DeFi protocol Fortress announces $3 million hack 'draining all funds'

The operators of decentralized finance (DeFi) lending and credit protocol Fortress announced on Sunday that about $3 million worth of cryptocurrency was stolen during an attack on third-party infrastructure.

The company — which bills itself as a money-market and stablecoin protocol on the Binance Smart Chain — explained in a series of tweets that the digital assets were stolen and deposited into cryptocurrency mixing service Tornado, allowing the thieves to hide their tracks.

“Fortress has been hit with what we believe is an oracle manipulation attack draining all funds," the company said. Oracles are third-party services that connect blockchains with off-chain data.

"We are investigating to determine the exact method of attack. PLEASE DO NOT SUPPLY ANY ASSETS TO FORTRESS!” the company said.
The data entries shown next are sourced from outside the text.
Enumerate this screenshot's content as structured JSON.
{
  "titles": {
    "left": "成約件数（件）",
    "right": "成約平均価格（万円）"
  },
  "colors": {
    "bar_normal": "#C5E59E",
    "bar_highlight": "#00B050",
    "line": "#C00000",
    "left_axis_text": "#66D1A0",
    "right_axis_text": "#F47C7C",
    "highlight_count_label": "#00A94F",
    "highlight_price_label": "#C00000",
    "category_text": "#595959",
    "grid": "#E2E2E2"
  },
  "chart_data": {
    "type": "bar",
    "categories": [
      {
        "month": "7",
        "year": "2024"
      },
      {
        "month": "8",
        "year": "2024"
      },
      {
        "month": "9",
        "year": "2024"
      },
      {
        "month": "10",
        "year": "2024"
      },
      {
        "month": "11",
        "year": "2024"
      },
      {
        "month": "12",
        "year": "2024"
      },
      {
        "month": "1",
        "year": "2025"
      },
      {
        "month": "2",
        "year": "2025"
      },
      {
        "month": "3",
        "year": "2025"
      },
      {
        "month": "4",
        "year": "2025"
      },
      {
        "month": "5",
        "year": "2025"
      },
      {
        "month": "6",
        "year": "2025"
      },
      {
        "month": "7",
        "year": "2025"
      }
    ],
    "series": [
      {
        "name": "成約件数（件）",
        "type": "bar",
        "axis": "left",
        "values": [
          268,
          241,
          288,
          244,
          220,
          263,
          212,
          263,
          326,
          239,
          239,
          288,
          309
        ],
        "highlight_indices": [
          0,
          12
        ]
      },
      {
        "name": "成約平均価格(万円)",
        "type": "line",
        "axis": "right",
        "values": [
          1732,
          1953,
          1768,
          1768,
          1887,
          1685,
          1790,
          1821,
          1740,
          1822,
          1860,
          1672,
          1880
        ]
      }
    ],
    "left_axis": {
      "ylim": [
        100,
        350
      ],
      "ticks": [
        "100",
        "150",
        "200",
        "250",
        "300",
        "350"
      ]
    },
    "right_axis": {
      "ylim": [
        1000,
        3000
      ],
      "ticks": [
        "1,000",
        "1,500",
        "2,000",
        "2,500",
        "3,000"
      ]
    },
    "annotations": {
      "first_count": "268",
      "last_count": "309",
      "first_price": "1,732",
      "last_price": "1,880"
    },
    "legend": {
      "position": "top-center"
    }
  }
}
We are absolutely devastated. We will provide updates as soon as any information is available.

This is the address that implemented the attack: https://t.co/w50Hllxffn

Transaction that started the oracle attack: https://t.co/AGAqCVc1f1

— Fortress Protocol (@Fortressloans) May 9, 2022

The theft involved 1,048.1 in Ethereum and 400,000 of the stablecoin known as DAI.

“We need the support of all of our partners and key organizations in the community to assist and try to freeze and bring back the funds! IF THERE IS ANYTHING ANYONE CAN DO PLEASE DM US!” the company said.

The price of the Fortress native token, FTS, has since tanked more than 45%, according to Coinbase.

Blockchain security companies PeckShield and BlocSec noted that the oracle used by Fortress “can be hijacked by anyone due to the lack of power verification.” 

Both companies explained that the hacker was able to change the price of FTS and used a large purchase of the coin to make other changes.

Last month, DeFi protocol Inverse Finance lost $15 million in a similar price oracle manipulation scam, where an attacker uses the manipulated price of a coin as collateral to drain assets from a DeFi platform.

2/ The attacker called this function and changed the price of FTS directly. Furthermore, the attacker used $8000 to buy 296,193 FTS to vote for a proposal that add the FTS token as collateral. pic.twitter.com/Xs3Qg8Cem4

— BlockSec (@BlockSecTeam) May 9, 2022

Blockchain security firm PeckShield also warned DeFi data oracle Umbrella Network about its involvement in the incident. The company released its own statement saying it is "aware of the recent exploits that may have stemmed from an Umbrella Network price feed error."

"We're currently looking into the matter with our team and partners. We have already deployed a hotfix to address the issue that was identified by our internal team, and corroborated by PeckShield," Umbrella Network wrote.

The Fortress Protocol was built by developers with the Jetfuel Finance Multi Chain Ecosystem. That company sent out its a statement, notifying its users that supply and borrow features on the Fortress Loans app have been disabled “until further notice.” Jetfuel said all existing smart contracts are "still operational."

PeckShield said that as of May 1, more than $1.57 billion in cryptocurrency has been stolen from DeFi platforms in 2022, already surpassing 2021's total of $1.55 billion.